Der Solarenergie-Boom in Mitteleuropa: Ein Modell für Transformationswirtschaften
Aktuelle Analysen belegen eine außergewöhnliche Beschleunigung des Solarenergieausbaus in vier mitteleuropäischen Ländern. Zwischen 2019 und 2024 haben Tschechien, Ungarn, Polen und die Slowakei ihre Solarstromerzeugung zusammen fast versechsfacht und damit das durchschnittliche Wachstum der Europäischen Union deutlich übertroffen.

Die gesamte Solarstromerzeugung dieser Länder stieg in diesem Fünfjahreszeitraum von 5 TWh auf 29 TWh. Diese Wachstumsrate verdoppelt das Gesamtwachstum in der EU, wo die Solarstromerzeugung um das 2,5-Fache von 125 TWh auf 308 TWh zunahm.
Die Fortschritte variieren jedoch innerhalb der Region erheblich. Polen führt nun bei der installierten Leistung mit über 23 GW, die durch mehr als 1,5 Millionen Prosumer-Anlagen unterstützt wird.
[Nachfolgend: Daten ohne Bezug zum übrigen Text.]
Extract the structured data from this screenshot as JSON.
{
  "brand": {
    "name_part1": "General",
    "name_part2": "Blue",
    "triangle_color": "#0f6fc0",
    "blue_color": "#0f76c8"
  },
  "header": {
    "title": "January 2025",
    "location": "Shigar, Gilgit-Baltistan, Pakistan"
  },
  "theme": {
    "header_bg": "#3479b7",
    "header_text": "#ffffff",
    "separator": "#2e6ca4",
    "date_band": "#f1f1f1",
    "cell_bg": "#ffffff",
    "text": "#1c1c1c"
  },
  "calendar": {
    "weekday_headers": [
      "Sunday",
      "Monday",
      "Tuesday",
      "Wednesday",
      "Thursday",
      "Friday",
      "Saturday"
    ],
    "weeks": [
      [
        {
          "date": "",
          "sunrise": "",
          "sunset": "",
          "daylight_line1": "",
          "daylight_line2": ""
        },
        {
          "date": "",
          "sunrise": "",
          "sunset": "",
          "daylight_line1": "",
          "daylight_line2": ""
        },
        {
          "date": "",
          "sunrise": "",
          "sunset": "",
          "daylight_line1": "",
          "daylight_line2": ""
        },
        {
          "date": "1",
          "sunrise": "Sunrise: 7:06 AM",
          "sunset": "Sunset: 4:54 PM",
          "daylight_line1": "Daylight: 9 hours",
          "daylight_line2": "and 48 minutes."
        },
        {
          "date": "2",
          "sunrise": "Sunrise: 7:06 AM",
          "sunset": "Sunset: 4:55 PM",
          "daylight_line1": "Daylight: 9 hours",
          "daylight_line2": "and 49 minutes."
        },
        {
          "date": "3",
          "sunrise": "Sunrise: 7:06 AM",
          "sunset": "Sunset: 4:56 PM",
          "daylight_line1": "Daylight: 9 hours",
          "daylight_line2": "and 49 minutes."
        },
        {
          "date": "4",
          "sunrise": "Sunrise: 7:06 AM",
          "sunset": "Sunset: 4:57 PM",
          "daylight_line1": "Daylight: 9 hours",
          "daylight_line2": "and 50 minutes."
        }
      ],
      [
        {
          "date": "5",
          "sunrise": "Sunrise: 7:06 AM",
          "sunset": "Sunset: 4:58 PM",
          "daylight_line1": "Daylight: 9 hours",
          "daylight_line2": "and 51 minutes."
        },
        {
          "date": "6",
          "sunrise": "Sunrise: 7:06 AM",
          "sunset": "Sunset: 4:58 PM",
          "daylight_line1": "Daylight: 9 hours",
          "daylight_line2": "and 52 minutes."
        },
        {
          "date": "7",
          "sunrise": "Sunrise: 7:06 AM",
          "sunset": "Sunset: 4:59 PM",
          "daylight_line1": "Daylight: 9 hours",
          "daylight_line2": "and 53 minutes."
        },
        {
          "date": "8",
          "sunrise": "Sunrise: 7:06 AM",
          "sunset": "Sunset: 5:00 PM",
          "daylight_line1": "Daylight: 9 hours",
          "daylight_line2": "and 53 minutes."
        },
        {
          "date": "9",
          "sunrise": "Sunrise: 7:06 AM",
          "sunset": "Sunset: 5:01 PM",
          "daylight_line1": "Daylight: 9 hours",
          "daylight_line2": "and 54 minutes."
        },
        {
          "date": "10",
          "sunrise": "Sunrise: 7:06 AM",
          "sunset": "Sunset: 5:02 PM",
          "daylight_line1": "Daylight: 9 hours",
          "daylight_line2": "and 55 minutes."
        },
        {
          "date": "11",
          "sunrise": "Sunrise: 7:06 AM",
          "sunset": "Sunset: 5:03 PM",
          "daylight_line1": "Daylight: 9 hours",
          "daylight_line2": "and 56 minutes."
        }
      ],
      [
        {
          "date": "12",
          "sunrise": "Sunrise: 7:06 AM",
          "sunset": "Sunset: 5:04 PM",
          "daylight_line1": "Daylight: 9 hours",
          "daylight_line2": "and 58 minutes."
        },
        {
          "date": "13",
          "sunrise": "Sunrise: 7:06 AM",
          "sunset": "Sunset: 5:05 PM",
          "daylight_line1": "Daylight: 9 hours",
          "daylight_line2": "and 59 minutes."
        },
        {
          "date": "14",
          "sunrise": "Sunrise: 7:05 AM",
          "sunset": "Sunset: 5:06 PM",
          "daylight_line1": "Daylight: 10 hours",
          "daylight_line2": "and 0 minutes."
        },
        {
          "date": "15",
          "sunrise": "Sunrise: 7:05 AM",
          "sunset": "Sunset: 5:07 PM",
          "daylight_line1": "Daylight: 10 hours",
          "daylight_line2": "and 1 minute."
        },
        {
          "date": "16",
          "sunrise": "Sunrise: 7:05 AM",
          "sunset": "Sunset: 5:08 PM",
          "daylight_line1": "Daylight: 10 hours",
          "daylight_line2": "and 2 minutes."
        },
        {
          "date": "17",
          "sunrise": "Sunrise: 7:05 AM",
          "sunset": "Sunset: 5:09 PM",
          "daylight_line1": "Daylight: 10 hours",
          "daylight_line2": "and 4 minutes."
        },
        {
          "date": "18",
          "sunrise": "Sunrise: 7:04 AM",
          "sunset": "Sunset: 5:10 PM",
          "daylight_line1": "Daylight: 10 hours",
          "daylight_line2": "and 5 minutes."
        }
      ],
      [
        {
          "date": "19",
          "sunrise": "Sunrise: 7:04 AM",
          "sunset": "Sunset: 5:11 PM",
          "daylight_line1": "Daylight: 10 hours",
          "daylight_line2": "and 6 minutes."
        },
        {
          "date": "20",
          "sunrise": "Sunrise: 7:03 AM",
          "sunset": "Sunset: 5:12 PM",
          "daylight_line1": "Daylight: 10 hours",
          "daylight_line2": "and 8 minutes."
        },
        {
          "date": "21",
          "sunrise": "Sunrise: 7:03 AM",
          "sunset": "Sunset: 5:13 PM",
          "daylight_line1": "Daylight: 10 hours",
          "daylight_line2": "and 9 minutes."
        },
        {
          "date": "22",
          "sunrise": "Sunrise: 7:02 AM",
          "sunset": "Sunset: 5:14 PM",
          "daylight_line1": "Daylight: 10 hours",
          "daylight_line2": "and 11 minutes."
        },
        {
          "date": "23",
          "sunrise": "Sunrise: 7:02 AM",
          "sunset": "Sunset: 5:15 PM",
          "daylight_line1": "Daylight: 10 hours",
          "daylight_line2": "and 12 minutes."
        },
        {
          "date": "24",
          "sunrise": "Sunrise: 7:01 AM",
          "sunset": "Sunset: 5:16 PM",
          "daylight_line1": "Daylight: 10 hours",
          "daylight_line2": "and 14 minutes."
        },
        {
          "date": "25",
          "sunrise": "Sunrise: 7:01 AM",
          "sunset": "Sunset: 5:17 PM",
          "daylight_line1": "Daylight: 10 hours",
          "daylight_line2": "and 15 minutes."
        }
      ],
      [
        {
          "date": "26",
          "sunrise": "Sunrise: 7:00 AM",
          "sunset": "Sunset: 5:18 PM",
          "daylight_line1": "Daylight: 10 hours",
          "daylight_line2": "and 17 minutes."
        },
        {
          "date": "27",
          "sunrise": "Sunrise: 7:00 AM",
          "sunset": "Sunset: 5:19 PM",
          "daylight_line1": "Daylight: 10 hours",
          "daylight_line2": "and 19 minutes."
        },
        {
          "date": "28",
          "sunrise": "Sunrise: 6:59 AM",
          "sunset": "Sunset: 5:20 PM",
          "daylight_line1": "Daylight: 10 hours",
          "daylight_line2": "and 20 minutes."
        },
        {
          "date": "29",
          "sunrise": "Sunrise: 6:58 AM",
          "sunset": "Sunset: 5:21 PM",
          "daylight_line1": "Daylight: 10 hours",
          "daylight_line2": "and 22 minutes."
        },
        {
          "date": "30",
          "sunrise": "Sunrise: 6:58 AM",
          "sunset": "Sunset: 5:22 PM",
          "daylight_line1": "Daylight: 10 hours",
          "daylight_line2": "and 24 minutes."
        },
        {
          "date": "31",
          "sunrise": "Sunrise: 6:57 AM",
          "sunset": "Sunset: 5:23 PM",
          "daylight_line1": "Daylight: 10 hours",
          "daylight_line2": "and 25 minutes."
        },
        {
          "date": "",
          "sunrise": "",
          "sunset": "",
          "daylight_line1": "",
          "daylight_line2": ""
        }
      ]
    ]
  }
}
Ungarn erlebte den dramatischsten Wandel: Der Anteil der Solarenergie am Strommix stieg von 4 % auf fast 25 %. Tschechien verdoppelte seine Solarstromproduktion nahezu, während die Slowakei aufgrund politischer Herausforderungen und Netzanschlussbarrieren ein langsameres Wachstum verzeichnete.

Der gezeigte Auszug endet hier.